A combination of bad racing and boardroom decisions made by NASCAR has alienated many hardcore fans and turned off the casual observer. The races are too long, the 11-month schedule oversaturated. Some fans love the playoff-style Chase for the Sprint Cup championship, others despise it and long for the good 'ol days.
More than anything, though, it seems the themes that most ignite the fan base are all off-track issues.
Die-hards were disgusted when NASCAR chairman Brian France said he didn't want Confederate flags at races anymore. Then he alienated a different portion of the fan base when he endorsed Donald Trump for president. The prayer given before this month's race at Texas by "Duck Commander" founder Phil Robertson was cringe-worthy to almost everyone but conservatives.
And now, the sport just spent a week debating lug nuts and freedom of speech.

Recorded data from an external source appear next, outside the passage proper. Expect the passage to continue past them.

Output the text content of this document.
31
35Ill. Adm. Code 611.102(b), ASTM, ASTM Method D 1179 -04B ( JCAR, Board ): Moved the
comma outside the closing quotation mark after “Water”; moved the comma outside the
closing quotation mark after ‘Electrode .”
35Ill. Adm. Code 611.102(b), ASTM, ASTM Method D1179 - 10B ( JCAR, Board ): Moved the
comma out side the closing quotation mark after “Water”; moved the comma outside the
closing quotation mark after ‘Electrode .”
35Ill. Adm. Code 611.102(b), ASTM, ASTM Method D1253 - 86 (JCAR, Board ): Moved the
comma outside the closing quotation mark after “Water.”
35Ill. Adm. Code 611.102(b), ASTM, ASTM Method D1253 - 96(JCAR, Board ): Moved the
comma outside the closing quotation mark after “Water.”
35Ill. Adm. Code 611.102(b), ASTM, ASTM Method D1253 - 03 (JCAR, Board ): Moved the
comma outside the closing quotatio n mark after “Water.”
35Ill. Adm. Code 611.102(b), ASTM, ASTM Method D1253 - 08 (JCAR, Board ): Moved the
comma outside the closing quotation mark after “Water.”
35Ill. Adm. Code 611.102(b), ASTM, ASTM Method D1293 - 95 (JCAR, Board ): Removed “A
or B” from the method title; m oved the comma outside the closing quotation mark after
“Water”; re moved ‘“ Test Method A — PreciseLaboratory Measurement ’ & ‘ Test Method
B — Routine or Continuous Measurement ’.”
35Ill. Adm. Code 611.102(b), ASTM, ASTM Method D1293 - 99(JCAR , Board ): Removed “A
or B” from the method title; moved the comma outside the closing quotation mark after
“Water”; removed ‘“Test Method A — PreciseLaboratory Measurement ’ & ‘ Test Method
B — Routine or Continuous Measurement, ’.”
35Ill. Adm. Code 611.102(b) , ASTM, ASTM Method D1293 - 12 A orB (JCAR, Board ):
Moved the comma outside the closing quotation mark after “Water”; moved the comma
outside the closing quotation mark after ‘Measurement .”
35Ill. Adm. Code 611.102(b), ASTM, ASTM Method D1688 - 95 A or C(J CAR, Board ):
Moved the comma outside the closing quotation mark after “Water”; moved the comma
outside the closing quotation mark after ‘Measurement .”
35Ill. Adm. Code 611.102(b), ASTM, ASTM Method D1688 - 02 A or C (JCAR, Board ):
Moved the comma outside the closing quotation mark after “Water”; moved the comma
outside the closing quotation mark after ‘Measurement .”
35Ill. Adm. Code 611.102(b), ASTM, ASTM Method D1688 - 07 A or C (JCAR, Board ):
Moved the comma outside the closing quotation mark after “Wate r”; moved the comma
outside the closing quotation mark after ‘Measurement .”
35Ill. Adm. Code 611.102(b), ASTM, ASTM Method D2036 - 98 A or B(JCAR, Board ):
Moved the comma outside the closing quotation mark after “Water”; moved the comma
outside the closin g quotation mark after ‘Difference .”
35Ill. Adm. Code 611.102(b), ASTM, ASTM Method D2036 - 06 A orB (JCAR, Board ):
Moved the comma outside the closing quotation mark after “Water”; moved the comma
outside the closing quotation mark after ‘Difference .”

NASCAR's cutback on pit road officials meant the series could no longer ensure every team tightened all five lug nuts after every tire change. Earnhardt, Greg Biffle and crew chief Rodney Childers were among the handful of participants who warned of the danger in allowing teams to skip lug nuts in favor of a faster pit stop.
Then Tony Stewart gave his two cents — warning of potential injury if NASCAR doesn't step in — and the series promptly fined him $35,000 under its new behavioral policy. Few believe it was anything but retribution from France over Stewart's direct attacks on him over the years.
So off they all went to Richmond, where Stewart made his return after missing the first eight races with a back injury. His return was overshadowed by his fine, by the Driver Council's decision to pay the $25,000 for him and, of course, by lug nuts. As Stewart was getting ready to race for the first time this season, a big and welcome headline for NASCAR, he was on national TV talking about lug nuts and his fine.
It's been one public relations disaster after another this year for NASCAR, which has chosen to vaguely answer or not comment at all on issue after issue. All of this sideshow nonsense has only heightened the animosity of the fan base.
NASCAR desperately needs to find a way to stop shifting attention away from its stars, from its improving product and from its rivalries. It would go a long way toward making Edwards' move on Sunday appreciated as "quintessential NASCAR" racing, as France has stated. Right now, though, it delivered just another opportunity for its bitter and jaded fans to complain.